Staff teams from the European Commission (EC), European Central Bank (ECB), and the International Monetary Fund (IMF) visited Dublin during July 9-18, 2013 for the eleventh review of the government's economic programme. Ireland's programme remains on track and yields on sovereign bonds are well below their levels in recent years. Discussions with the authorities focused on how best to address the remaining challenges, especially the fiscal deficit, unemployment, and banks' nonperforming loans.
Recent national accounts data show weaker economic activity than previously estimated. At the same time, high frequency indicators have been more positive and the labour market shows signs of improvement. While unemployment remains high, it has now dropped to a three year low. Overall, modest positive growth is expected this year as the external environment improves and the domestic economy stabilises.
A number of developments, including European decisions to extend loan maturities, have further reduced market financing needs in coming years.
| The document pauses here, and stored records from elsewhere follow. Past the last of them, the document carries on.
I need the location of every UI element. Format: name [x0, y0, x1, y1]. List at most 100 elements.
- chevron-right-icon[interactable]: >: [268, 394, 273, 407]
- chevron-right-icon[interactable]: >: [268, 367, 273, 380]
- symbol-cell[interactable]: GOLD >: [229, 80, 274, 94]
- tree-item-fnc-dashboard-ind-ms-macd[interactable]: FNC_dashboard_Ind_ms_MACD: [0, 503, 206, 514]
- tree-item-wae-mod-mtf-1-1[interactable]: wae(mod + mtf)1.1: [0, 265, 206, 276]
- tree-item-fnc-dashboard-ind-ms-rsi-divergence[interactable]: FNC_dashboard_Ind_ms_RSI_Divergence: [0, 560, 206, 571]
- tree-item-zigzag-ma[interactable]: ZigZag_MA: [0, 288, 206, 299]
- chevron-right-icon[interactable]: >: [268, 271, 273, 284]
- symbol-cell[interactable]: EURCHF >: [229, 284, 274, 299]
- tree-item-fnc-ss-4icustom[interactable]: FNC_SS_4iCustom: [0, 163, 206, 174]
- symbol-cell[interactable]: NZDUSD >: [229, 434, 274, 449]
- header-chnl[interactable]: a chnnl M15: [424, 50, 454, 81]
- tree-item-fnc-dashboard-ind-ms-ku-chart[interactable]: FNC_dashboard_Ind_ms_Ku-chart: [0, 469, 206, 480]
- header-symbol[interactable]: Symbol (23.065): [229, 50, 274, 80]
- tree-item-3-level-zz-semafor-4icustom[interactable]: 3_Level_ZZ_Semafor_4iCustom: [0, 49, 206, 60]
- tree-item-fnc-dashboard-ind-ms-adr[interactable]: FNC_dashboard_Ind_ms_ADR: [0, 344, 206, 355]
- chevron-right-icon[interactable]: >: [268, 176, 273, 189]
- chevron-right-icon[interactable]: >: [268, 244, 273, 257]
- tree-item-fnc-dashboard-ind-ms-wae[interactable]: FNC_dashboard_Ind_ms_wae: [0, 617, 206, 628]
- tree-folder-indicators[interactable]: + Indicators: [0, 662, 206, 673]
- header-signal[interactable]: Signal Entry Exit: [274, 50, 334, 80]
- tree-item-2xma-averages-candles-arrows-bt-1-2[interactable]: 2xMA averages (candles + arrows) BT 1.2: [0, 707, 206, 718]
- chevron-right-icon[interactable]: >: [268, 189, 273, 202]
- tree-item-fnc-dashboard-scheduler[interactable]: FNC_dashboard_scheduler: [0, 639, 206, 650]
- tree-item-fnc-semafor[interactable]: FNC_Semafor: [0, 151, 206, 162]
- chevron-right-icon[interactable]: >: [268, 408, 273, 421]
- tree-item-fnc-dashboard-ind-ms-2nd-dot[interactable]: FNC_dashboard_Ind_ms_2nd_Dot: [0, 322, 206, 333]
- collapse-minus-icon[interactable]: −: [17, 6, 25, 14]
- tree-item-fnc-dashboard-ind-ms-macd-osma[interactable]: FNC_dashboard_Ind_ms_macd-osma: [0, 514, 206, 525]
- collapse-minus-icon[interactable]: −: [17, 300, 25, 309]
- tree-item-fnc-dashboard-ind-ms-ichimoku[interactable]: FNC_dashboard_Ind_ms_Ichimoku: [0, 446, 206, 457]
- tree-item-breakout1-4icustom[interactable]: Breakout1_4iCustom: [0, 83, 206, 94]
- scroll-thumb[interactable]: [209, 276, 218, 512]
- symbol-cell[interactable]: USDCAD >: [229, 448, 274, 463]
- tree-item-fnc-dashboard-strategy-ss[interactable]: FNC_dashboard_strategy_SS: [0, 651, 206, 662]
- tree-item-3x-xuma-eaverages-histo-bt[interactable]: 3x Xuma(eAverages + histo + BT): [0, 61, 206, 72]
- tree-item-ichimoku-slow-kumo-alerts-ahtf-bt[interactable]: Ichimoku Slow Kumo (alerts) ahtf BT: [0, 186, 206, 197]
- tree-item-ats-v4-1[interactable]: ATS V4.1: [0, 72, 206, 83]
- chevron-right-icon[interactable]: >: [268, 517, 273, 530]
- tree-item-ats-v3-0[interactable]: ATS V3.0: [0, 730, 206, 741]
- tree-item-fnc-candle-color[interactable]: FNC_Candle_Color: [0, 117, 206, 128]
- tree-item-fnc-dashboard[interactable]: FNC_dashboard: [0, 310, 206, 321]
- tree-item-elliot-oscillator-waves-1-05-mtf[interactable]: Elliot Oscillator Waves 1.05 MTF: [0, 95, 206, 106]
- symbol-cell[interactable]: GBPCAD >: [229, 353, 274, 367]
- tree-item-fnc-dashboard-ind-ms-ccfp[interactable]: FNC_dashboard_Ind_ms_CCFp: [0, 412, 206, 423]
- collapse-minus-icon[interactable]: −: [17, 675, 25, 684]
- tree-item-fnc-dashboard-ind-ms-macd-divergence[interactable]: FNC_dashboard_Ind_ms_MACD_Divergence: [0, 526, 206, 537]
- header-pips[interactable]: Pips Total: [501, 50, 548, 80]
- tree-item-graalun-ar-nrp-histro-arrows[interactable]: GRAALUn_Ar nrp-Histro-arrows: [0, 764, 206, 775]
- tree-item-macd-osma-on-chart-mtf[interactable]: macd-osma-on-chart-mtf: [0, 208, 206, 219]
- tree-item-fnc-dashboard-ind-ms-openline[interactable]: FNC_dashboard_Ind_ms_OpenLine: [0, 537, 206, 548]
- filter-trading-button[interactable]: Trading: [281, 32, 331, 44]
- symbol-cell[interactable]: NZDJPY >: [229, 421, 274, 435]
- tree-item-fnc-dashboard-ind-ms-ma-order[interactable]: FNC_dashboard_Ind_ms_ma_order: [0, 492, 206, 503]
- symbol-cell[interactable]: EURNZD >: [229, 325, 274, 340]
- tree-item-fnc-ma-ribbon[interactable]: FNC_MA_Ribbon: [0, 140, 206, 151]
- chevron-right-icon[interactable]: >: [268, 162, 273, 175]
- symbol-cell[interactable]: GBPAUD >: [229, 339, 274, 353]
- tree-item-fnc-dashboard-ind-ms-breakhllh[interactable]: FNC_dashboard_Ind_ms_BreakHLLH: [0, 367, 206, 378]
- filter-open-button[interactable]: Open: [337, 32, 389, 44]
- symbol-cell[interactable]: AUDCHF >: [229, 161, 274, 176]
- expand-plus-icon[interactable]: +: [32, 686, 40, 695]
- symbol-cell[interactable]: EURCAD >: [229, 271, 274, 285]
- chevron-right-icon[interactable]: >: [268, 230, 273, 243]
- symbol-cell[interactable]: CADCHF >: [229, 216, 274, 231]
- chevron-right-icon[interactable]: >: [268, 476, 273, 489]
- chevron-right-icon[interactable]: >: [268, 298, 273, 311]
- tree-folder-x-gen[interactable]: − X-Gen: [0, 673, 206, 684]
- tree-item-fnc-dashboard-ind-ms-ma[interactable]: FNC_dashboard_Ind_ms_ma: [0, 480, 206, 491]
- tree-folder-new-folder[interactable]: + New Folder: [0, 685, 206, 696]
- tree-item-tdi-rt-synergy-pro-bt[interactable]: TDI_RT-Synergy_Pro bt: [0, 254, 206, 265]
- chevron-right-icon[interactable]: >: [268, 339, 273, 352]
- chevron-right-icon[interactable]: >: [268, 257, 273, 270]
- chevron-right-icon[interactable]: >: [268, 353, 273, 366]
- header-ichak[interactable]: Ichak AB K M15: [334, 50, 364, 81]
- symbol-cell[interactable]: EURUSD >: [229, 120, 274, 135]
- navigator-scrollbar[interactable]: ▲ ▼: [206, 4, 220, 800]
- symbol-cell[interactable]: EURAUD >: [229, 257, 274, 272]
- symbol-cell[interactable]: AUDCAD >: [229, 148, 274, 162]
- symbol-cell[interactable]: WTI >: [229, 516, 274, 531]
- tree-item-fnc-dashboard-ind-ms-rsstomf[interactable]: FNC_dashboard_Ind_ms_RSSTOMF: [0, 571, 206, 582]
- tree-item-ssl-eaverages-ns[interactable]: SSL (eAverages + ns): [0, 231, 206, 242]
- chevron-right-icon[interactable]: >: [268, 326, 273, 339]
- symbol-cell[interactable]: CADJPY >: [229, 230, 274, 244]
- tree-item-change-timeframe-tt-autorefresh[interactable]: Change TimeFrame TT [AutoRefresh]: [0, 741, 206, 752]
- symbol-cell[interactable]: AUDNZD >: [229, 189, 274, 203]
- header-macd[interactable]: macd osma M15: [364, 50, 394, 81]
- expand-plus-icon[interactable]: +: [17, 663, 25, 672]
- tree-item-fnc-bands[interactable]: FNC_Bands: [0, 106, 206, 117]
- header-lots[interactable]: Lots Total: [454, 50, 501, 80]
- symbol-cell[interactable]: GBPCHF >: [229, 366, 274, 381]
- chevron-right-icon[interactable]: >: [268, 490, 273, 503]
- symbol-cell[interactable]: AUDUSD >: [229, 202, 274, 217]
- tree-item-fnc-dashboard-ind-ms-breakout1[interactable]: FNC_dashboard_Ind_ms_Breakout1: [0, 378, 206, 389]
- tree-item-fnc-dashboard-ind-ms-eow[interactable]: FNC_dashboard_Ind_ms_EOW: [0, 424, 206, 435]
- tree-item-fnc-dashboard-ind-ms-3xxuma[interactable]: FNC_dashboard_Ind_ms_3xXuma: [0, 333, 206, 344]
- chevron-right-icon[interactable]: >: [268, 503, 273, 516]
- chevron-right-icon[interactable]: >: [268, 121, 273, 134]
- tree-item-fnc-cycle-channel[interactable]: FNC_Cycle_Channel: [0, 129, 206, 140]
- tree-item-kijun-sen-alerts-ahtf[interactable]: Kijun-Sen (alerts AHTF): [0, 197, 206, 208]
This, together with confidence in the Irish authorities’ commitment to programme reforms, has supported improved funding conditions for both the Irish sovereign and the banks. Yet, such gains are fragile and need to be safeguarded by steadfast programme execution.
Budget implementation is on track in the first half of the year. The new local property tax contributes to broadening Ireland’s tax base. Broad acceptance of the agreement on public sector pay is welcome as it will facilitate needed pay bill savings while protecting core public services. Nonetheless, it will be important to maintain careful and proactive budget management to contain spending within allocations for the remainder of the year and to ensure the annual fiscal targets are again met. Further progress towards sustainable public finances is necessary to sustain improved funding conditions. Budget 2014 should bring the high debt and deficit down in line with Ireland's commitments and continue Ireland’s track record of steady fiscal consolidation efforts. The mission urged the authorities to develop further structural reforms to enable continued consolidation to be achieved in a durable and growth-friendly manner, while protecting the most vulnerable.
To revive lending and support economic recovery financial sector repairs must progress. The immediate priority is to address banks’ high levels of impaired loans. Recent legislative and regulatory steps have strengthened the framework for resolving mortgages in arrears. Banks are now expected to accelerate durable solutions for borrowers in unsustainable positions, while restoring debt service payments in other arrears cases. Working out SMEs in arrears is also important given the critical role this sector can play in job creation. The mission welcomed the recent enactment of legislation that strengthens the supervisory powers of the central bank, while urging to bring the centralized credit register into operation as soon as possible. Good progress was made on specifying the supervisory diagnostic steps that should be undertaken to assess the quality of banks' balance sheets.
Reducing unemployment remains a key challenge. The Pathways to Work initiative moves in the right direction, but significantly more resources are needed to ensure meaningful engagement with job-seekers, especially the long-term unemployed. Thus, the mission urged timely redeployment of staff with suitable skills and training, supported by private sector provision of employment services. It remains essential to further enhance competition in sheltered sectors of the economy.
The key objectives of Ireland’s EU-IMF supported programme are to address financial sector weaknesses and put Ireland’s economy on the path of sustainable growth, sound public finances and job creation, while protecting the poor and most vulnerable. The programme includes loans from the European Union and EU member states amounting to €45 billion and a €22.5 billion Extended Fund Facility with the IMF. Conclusion of this review, which is subject to the approval process of both the EU and the IMF, would make available disbursements of €2.3 billion by the EFSF, €0.8 billion by the IMF, and €0.3 billion by bilateral creditors. This would bring authorised disbursements to 97.9% of the total international assistance envisaged under the programme. The next review mission is scheduled for October 2013.